Considérant que les dispositions du code des marchés publics, notamment dans ses articles 81 et 118, s’opposent à tout commencement d’exécution d’un avenant – qui est indissociable du marché initial – avant sa notification ; qu’il est de jurisprudence constante qu’un avenant ne peut avoir d'effet rétroactif ; qu’ainsi, l’avenant du 31 mars 2009 produit par le comptable ne peut être considéré comme justifiant des dépenses de fournitures de denrées alimentaires au titre de l’exercice 2008 ;

 Considérant que le manquement du comptable ne résulte pas de circonstances constitutives de la force majeure ;

Considérant qu’en conséquence, à défaut de disposer des pièces justificatives exigées par le décret du 25 mars 2007 précité, M. Raymond X…, en ne suspendant pas les paiements à compter du premier mandat dont le montant excédait le maximum autorisé, a manqué à ses obligations telles que définies ci-avant et procédé au paiement de dépenses irrégulières pour un montant total de 8 086,94 € TTC en 2008, engageant ainsi sa responsabilité personnelle et pécuniaire ;

Considérant, toutefois, que l’absence de décision préalable du conseil municipal de la commune de Martignas-sur-Jalle, pour fonder le manquement du comptable, n’établit pas, par elle-même, un appauvrissement de la commune ; que le service a été fait sur une commande de la collectivité pour satisfaire un besoin de la collectivité ; que si la suspension de paiement à laquelle aurait dû procéder le comptable aurait dû déboucher sur la passation d’un avenant préalable à la poursuite des paiements, rien ne permet d’établir que le prix en aurait été fixé à un niveau différent de celui approuvé par le conseil municipal lors de la passation du marché initial ou de l’avenant approuvé en mars 2009 ;

Considérant que, en fonction de l’analyse qui précède, le manquement du comptable n’a pas causé de préjudice financier à la commune de Martignas-sur-Jalle ;

Considérant, toutefois, qu’en application des dispositions de l’article 60.VI, 2ème alinéa, de la loi du 23 février 1963 susvisée, « lorsque le manquement du comptable (…) n’a pas causé de préjudice financier à l’organisme public concerné, le juge des comptes peut l’obliger à s’acquitter d’une somme arrêtée, pour chaque exercice, en tenant compte des circonstances de l’espèce » ; qu’aux termes du décret n° 2012-1386 du 10 décembre 2012 susvisé, le montant maximal de cette somme est fixé à un millième et demi du montant du cautionnement prévu pour le poste comptable, soit 340,50 € pour le poste comptable de la trésorerie d’Arcachon dont relève la commune de Martignas-sur-Jalle ;

Considérant que, eu égard aux circonstances, tenant notamment à la faiblesse des montants unitaires des mandats, inférieurs à 1 000 € et au seuil de contrôle du comptable tel qu’établi dans le plan de contrôle hiérarchisé de la dépense, ainsi qu’aux difficultés du poste comptable exposées par le comptable, il y a lieu de fixer à 150,00 € le montant de la somme mise à la charge de M. X...;

DÉCIDE :

Article 1er :

M. Raymond X... devra s’acquitter d’une somme de 150,00 € (exercice 2008).
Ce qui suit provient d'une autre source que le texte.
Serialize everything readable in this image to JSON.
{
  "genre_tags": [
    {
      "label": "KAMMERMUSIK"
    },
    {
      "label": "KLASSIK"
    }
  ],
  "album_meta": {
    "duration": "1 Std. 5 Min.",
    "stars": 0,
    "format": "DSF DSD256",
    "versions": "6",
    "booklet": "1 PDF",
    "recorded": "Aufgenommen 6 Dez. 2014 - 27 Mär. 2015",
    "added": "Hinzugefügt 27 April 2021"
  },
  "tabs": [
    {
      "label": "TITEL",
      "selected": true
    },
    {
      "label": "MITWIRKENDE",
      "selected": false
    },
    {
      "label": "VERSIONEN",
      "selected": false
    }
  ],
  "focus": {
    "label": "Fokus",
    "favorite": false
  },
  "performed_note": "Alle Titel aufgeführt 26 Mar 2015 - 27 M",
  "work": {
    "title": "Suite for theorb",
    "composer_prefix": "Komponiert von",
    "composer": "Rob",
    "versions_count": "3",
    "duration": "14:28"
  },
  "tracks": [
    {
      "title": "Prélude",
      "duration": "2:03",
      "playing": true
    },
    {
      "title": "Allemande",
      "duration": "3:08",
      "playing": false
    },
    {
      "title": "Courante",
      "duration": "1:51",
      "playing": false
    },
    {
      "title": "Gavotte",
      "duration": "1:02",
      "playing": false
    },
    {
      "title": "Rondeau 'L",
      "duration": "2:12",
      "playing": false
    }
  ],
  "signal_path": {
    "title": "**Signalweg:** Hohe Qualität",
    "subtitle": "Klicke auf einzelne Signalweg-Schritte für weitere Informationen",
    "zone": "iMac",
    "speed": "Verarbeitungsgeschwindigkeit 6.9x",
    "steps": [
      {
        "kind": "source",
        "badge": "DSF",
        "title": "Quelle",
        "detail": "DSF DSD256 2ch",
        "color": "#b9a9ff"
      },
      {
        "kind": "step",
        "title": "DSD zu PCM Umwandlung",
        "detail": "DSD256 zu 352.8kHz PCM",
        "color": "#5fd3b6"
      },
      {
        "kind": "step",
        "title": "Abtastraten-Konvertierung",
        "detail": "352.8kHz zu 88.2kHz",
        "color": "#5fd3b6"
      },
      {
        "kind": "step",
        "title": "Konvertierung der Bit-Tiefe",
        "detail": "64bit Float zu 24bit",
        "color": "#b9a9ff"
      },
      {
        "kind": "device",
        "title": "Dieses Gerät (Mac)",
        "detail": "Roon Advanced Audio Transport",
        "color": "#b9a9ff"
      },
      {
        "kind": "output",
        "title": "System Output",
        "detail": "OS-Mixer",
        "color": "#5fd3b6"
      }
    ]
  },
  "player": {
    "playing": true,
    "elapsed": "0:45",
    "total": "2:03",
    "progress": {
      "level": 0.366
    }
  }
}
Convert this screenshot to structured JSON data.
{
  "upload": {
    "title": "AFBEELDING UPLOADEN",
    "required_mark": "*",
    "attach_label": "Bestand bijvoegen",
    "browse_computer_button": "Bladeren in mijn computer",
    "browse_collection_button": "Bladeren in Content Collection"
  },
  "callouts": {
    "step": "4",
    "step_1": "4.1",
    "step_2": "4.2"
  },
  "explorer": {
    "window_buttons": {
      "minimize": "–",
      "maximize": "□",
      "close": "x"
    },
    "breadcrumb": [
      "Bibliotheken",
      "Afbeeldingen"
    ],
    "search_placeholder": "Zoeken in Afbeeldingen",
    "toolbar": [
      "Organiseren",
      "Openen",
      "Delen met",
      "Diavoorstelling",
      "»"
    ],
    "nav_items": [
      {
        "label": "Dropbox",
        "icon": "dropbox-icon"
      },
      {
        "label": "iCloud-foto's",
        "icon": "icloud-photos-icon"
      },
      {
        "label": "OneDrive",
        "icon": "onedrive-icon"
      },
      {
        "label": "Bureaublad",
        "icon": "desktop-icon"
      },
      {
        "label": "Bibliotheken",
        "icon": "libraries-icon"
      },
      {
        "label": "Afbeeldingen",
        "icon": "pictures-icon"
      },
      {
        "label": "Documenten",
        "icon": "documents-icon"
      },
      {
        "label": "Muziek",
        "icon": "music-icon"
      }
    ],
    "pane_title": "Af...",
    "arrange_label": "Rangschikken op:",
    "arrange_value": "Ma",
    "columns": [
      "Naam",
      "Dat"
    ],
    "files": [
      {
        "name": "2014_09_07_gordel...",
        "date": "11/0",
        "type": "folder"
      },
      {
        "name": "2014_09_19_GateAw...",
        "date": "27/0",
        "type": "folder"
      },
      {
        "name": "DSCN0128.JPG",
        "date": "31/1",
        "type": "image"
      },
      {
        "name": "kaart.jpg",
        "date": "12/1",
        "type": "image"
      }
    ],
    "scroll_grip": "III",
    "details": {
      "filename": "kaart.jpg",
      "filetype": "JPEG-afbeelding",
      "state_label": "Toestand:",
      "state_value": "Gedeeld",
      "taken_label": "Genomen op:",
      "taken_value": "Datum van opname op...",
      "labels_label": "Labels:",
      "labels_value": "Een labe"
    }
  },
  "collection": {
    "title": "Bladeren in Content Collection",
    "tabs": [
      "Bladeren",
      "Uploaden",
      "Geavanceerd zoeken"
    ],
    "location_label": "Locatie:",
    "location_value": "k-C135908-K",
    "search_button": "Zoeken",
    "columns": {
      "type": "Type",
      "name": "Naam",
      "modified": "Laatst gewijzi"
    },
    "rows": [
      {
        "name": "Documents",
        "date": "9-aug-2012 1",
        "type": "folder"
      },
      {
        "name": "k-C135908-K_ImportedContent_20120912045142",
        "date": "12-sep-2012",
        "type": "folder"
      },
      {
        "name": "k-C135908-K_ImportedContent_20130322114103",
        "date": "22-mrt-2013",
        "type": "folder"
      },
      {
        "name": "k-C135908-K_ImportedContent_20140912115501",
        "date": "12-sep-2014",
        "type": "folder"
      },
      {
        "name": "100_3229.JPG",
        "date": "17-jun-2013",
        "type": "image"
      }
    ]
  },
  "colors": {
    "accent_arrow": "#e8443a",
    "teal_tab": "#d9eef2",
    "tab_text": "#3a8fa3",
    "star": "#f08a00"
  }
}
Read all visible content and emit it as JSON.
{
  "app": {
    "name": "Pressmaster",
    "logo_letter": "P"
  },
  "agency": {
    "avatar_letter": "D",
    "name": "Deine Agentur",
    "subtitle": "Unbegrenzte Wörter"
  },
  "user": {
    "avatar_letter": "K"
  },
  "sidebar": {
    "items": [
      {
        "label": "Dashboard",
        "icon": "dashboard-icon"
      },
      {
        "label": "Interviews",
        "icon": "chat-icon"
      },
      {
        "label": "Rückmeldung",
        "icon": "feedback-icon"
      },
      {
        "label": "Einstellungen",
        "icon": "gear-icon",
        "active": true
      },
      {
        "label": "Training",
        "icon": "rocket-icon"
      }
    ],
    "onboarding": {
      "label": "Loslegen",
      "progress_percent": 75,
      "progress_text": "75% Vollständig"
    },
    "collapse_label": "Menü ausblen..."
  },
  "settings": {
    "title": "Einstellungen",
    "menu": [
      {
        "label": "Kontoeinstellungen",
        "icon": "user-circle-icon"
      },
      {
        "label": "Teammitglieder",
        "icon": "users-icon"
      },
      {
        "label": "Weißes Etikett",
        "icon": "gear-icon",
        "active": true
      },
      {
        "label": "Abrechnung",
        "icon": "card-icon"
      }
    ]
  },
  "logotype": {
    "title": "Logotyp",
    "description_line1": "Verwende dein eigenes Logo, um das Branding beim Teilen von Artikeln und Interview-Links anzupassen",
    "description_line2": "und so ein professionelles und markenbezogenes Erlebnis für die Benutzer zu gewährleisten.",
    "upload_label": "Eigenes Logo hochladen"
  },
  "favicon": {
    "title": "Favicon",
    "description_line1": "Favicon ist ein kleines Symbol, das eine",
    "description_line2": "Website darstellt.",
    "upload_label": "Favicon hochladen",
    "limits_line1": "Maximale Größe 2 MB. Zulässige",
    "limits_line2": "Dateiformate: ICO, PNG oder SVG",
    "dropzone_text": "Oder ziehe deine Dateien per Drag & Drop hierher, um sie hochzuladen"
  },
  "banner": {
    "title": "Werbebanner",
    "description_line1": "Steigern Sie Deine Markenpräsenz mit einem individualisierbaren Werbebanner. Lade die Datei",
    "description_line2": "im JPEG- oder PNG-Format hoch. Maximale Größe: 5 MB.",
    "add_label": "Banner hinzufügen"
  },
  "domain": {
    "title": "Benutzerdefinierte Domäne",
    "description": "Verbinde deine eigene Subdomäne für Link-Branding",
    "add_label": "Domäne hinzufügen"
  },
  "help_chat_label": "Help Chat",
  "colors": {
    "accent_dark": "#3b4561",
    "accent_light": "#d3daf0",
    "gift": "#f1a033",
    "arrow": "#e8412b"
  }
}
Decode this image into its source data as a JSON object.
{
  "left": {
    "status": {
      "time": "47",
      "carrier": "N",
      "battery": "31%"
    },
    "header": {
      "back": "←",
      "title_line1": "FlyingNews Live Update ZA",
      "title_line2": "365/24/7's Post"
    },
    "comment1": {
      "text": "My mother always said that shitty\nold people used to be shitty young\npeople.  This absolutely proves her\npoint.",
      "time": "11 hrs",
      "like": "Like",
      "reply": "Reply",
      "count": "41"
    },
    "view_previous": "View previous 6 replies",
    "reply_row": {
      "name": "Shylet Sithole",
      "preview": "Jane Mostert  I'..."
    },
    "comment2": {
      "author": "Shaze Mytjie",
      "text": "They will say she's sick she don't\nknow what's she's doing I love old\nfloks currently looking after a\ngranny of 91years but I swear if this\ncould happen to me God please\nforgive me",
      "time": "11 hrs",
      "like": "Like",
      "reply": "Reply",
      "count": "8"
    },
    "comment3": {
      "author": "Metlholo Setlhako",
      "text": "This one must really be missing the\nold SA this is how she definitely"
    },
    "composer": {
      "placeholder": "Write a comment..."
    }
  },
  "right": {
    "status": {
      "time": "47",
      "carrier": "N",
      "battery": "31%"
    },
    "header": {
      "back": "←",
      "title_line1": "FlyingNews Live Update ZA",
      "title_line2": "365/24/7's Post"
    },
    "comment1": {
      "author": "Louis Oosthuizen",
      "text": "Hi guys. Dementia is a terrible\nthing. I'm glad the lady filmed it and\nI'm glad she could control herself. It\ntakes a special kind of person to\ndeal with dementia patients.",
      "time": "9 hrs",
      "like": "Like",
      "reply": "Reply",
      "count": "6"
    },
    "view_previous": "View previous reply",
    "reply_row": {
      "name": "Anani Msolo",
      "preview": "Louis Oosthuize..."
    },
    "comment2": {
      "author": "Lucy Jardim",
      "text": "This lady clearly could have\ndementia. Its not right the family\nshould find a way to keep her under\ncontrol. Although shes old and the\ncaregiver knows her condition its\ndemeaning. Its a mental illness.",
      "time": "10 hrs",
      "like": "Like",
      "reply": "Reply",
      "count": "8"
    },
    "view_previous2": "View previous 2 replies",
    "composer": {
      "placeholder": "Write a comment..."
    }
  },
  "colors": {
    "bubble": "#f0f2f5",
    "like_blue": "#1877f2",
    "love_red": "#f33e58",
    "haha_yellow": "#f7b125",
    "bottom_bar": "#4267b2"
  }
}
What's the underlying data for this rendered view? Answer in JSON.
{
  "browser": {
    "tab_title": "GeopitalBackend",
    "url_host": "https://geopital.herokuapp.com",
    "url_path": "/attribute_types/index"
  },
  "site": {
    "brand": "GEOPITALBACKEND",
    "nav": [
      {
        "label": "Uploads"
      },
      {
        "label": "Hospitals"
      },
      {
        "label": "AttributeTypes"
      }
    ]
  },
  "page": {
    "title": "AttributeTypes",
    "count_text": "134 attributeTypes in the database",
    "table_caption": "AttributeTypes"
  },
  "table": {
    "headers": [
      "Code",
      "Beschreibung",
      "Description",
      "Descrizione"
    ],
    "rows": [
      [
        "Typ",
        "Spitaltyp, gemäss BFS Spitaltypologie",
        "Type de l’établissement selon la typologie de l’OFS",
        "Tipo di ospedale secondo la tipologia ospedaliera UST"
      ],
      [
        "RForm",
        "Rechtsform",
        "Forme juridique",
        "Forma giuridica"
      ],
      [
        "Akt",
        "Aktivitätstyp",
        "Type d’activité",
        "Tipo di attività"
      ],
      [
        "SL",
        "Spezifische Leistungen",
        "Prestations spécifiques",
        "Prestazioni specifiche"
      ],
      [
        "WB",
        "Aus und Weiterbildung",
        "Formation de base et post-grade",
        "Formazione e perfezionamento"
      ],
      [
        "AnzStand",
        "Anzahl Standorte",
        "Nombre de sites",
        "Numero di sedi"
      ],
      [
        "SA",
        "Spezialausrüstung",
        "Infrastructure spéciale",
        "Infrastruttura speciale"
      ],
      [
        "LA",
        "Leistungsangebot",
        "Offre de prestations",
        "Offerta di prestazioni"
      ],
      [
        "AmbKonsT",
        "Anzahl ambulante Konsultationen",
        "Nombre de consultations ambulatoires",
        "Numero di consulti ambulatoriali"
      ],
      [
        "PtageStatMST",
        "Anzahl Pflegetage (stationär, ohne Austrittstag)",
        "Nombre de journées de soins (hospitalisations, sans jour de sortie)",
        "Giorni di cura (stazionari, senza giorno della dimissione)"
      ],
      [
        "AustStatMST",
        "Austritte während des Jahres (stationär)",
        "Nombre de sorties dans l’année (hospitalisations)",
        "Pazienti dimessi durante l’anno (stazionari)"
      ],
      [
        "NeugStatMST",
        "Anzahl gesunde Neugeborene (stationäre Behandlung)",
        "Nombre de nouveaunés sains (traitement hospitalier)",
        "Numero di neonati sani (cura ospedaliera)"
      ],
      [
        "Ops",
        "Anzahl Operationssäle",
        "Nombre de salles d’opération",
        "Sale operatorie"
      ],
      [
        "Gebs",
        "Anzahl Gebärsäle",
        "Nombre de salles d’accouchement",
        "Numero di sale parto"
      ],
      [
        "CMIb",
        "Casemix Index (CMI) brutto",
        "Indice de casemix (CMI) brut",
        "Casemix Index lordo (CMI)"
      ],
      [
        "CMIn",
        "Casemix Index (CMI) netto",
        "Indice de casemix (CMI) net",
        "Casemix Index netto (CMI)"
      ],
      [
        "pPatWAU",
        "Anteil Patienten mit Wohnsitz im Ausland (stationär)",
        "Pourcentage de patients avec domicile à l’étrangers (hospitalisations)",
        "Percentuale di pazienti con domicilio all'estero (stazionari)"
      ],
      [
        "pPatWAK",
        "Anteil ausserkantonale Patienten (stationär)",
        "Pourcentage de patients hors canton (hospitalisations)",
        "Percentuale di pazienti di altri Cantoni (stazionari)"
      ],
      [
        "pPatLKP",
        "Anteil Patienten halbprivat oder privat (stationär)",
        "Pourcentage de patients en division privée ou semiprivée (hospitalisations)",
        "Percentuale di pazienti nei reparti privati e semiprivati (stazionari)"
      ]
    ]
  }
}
La décharge de M. Raymond X... ne pourra être donnée qu’après apurement de la somme à acquitter, fixée ci-dessus.

Délibéré par M. Gilles KOVARCIK, Président de section, Président de séance, Mme Eliette GERME-TELLEZ et M. Vincent POUX, premiers conseillers.

En présence de M. Jean-Pierre ROLLAND, greffier de séance.

Lu en audience publique, le 3 juin 2014

Le greffier de séance

Jean-Pierre ROLLAND

Le Président de séance

Gilles KOVARCIK

En conséquence, la République Française mande et ordonne à tous huissiers de justice, sur ce requis, de mettre les dispositions définitives dudit jugement à exécution, aux procureurs généraux et aux procureurs de la République près les tribunaux de grande instance d’y tenir la main, à tous commandants et officiers de la force publique de prêter main-forte lorsqu’ils en seront légalement requis.